Schettino trial concordia
Costa Concordia’s captain Francesco Schettino told an Italian court helmsman Jacob Rusli Bin for ship crash (Reuters)

Captain Francesco Schettino has blamed the Costa Concordia's helmsman for the disaster that killed 32 people in January 2012, and said he was not responsible.

Schettino, dubbed 'Captain Coward' in the Italian media, appeared before a court in Grosseto, Tuscany, facing charges of manslaughter, causing a shipwreck and abandoning ship.

The 53-year-old told judges the cruise liner wouldn't have crashed if Jacob Rusli Bin, the Indonesian helmsman, had followed his orders.

"In my experience, there wouldn't have been the crash." Schettino said.

"If it weren't for the helmsman's error, to not position the tiller to the left ... the swerve [toward the reef] and the collision wouldn't have happened," Schettino contended.

According to prosecutors, Schettino steered the Costa Concordia too close to the coast in the hope of performing a sail-past salute to the inhabitants of Giglio Island off the Tuscan coast. The liner eventually crashed into a reef, took on water and capsized.

The captain and his legal team contend that, due to language difficulties, Rusli Bin did not understand Schettino's order to steer left, as the captain realised the ship was too close to shore.

Rusli Bin mistakenly turned right instead. The order was allegedly given just seconds before the crash.

"It wasn't for this, the ship would have passed by without any problem," Schettino's lawyer Francesco Pepe told Italian SkyTg24 television.

The court's maritime expert confirmed Rusli Bin made the mistake, but said the ship would have crashed regardless.

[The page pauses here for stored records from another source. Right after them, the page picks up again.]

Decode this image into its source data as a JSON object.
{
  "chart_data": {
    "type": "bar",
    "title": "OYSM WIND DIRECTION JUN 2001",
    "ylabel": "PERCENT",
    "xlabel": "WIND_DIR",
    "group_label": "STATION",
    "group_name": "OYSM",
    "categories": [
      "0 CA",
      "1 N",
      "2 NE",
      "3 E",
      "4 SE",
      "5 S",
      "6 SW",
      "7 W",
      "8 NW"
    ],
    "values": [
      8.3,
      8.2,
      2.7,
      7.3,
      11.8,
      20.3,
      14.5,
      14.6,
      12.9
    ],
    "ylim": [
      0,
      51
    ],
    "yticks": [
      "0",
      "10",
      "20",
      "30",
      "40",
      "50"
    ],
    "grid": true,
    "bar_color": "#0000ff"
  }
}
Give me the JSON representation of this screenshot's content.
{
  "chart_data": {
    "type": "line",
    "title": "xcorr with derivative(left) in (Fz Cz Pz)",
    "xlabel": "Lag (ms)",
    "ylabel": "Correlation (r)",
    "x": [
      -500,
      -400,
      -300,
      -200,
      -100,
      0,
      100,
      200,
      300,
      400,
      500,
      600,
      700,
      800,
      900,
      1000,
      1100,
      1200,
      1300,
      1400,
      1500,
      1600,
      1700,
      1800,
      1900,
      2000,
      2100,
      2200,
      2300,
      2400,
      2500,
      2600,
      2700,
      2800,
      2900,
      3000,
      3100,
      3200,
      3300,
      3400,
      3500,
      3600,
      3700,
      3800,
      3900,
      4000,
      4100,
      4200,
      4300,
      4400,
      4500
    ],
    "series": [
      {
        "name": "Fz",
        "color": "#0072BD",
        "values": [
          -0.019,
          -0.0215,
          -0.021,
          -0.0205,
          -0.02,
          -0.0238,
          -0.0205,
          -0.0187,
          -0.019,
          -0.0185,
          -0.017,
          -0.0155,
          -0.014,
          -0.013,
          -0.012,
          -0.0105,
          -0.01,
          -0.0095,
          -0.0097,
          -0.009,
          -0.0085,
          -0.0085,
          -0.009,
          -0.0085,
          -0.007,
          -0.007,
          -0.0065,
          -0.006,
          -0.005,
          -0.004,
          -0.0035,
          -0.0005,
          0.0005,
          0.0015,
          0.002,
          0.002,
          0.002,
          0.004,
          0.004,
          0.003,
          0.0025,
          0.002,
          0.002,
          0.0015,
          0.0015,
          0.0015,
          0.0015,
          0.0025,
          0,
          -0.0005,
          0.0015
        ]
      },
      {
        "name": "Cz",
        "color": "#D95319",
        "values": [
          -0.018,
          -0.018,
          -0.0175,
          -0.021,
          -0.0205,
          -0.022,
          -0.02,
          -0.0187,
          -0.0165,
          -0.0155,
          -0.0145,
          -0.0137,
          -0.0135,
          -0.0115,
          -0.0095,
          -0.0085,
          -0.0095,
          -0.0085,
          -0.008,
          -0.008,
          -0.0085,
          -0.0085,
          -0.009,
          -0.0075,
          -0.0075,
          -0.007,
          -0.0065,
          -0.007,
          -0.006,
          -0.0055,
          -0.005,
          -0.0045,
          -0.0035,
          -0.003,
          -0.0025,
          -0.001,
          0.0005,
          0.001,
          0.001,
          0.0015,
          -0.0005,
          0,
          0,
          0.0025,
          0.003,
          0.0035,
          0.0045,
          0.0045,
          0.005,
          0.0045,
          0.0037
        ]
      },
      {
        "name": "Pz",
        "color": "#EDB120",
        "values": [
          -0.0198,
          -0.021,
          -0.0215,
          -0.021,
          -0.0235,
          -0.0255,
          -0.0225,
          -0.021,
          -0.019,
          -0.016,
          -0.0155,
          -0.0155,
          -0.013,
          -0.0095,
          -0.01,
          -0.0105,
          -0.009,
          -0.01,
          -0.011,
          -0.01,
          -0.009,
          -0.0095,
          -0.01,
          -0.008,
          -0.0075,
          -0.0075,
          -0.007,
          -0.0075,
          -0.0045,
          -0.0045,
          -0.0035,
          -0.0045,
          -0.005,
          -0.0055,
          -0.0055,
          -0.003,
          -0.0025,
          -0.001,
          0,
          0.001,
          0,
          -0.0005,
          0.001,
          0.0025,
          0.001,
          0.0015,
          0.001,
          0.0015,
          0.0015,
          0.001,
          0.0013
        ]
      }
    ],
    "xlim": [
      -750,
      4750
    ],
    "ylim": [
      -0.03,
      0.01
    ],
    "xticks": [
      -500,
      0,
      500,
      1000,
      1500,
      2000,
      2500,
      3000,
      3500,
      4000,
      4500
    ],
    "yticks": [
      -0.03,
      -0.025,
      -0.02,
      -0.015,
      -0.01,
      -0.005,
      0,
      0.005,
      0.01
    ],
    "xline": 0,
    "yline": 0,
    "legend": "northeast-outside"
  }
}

"The helmsman was 13 seconds late in executing the manoeuvre, but the crash would have happened anyway," Italian Admiral Giuseppe Cavo Dragone told the court.

Rusli Bin is one of five Costa Crociere employees who were granted plea bargains in return for mild sentences in a separate proceeding.

Schettino is the sole defendant on trial and denies the charges.

His defence team maintains the captain is being made a scapegoat and actually saved lives by manoeuvring the ship closer to the island's shores, and no single person is to blame for hitting the rock.

Lawyers for Schettino also demanded the court order a new inspection of the crippled luxury liner, now that it has been set upright, to determine whether mechanical failures precipitated the tragedy.

Schettino, who recently had his mariner's licence suspended, faces up to 20 years in prison.